The most common recent lineup has been Irving, Smith, LBJ, Love, Thompson. The 2nd most-seen is to just swap Thompson with Mozgov, and the 3rd most-common lineup has been Delly, Smith, James, Love, Thompson. It's good to know that the Cavs have a lineup they like to use, but that 3rd lineup has appeared in just 10 of the last 24 games for an average of 2:30 per game. That doesn't exactly show consistency.

The Cavaliers hand-selected the players who would allow them to maximize options, and they still are not using them the way they initially planned. This is particularly egregious considering Mozgov insists on dropping roughly 100% of the passes that he gets inside (note: this number is an estimate). The Cavs don't need to play with a center on the floor if they can stretch everyone on the other end while out-quicking their defenders. If the Cavs utilize a lineup of, say, Irving/Delly, JR, Shump, LBJ, Frye/Love, they'll have the quickness to cover things on defense and a tremendous amount of open-looks on offense, but those lineups almost never happen. It's particularly notable how many of these possible lineups have only occurred 1-2 times in the past 20 games.

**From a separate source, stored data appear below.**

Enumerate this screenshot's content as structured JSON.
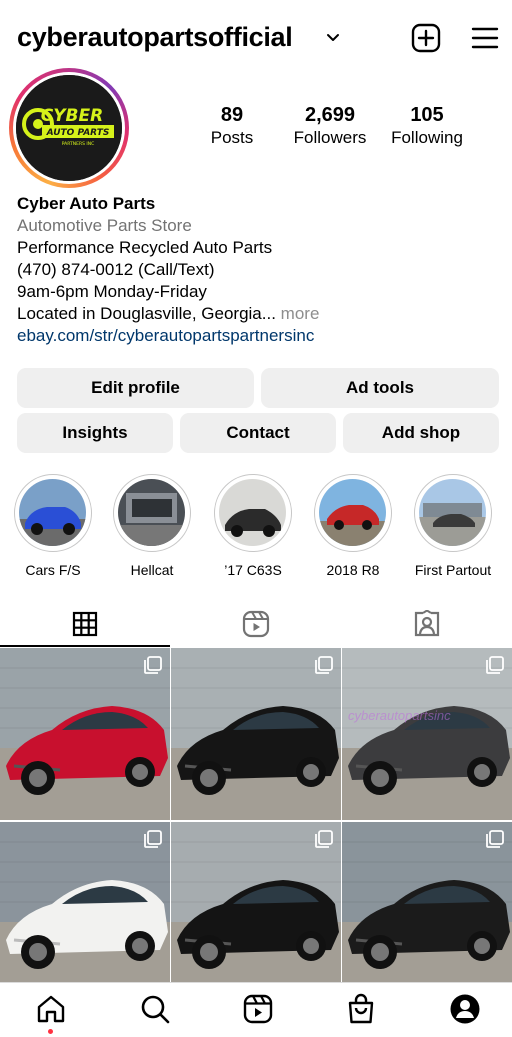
{
  "header": {
    "username": "cyberautopartsofficial"
  },
  "profile": {
    "avatar_text_main": "CYBER",
    "avatar_text_sub": "AUTO PARTS",
    "avatar_text_small": "PARTNERS INC",
    "stats": [
      {
        "value": "89",
        "label": "Posts"
      },
      {
        "value": "2,699",
        "label": "Followers"
      },
      {
        "value": "105",
        "label": "Following"
      }
    ],
    "name": "Cyber Auto Parts",
    "category": "Automotive Parts Store",
    "bio_lines": [
      "Performance Recycled Auto Parts",
      "(470) 874-0012 (Call/Text)",
      "9am-6pm Monday-Friday",
      "Located in Douglasville, Georgia..."
    ],
    "more_label": "more",
    "link": "ebay.com/str/cyberautopartspartnersinc"
  },
  "buttons": {
    "edit_profile": "Edit profile",
    "ad_tools": "Ad tools",
    "insights": "Insights",
    "contact": "Contact",
    "add_shop": "Add shop"
  },
  "highlights": [
    {
      "label": "Cars F/S",
      "color": "#2a4fd6"
    },
    {
      "label": "Hellcat",
      "color": "#8a8f96"
    },
    {
      "label": "’17 C63S",
      "color": "#2b2b2b"
    },
    {
      "label": "2018 R8",
      "color": "#c62828"
    },
    {
      "label": "First Partout",
      "color": "#7f8a94"
    }
  ],
  "tabs": [
    {
      "icon": "grid-icon",
      "active": true
    },
    {
      "icon": "reels-icon",
      "active": false
    },
    {
      "icon": "tagged-icon",
      "active": false
    }
  ],
  "posts": [
    {
      "car": "red-nissan-370z",
      "body": "#c8102e",
      "bg": "#9aa3a8"
    },
    {
      "car": "black-nissan-370z",
      "body": "#151515",
      "bg": "#a9b0b3"
    },
    {
      "car": "gray-dodge-challenger",
      "body": "#3c3c3e",
      "bg": "#b5bbbd"
    },
    {
      "car": "white-nissan-370z-roadster",
      "body": "#f2f2f0",
      "bg": "#8b949c"
    },
    {
      "car": "black-nissan-370z-roadster",
      "body": "#141414",
      "bg": "#a6acaf"
    },
    {
      "car": "black-nissan-370z-damaged",
      "body": "#1b1b1b",
      "bg": "#8a949b"
    }
  ],
  "watermark": "cyberautopartsinc",
  "bottom_nav": [
    "home-icon",
    "search-icon",
    "reels-icon",
    "shop-icon",
    "profile-icon"
  ],
  "colors": {
    "accent_link": "#00376b",
    "button_bg": "#efefef",
    "notification_dot": "#ff3040",
    "logo_yellow": "#d6f21a"
  }
}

Unfortunately, it's probably too late for these things to get tweaked. When you're in the home stretch of the season the rotations usually shrink instead of grow to figure things out. For the Cavs, as nice as it would be to rest players heading into the playoffs, they clearly have lost a step on how they work together as compared to last year. The Cavaliers haven't settled on a rotation that exclaims "this is how we win, come get a piece" the way the other best teams in the league have. This is especially apparent when chasing the Warriors.

When Cleveland played Miami (and got destroyed), Mozgov was going to start and then was removed from the lineup. Why? So they could match what Miami was doing with their starters. The Heat started Amare Stoudemire so Lue started a smaller, faster lineup with Love at "center." This has become the norm. It has so clearly become the norm that the following game against Denver produced an audible gasp from this writer when the Nuggets put in Nurkic and Jokic but the Cavs refused to put 2 bigs on the floor in response. 

It was the first time I'd seen the Cavs clearly say "this is what we like, this is what we want. Try us." That's the attitude that the Cavs need to find, and they need to find it fast. 

 

* these lineup figures are accurate from February 1 through March 26th.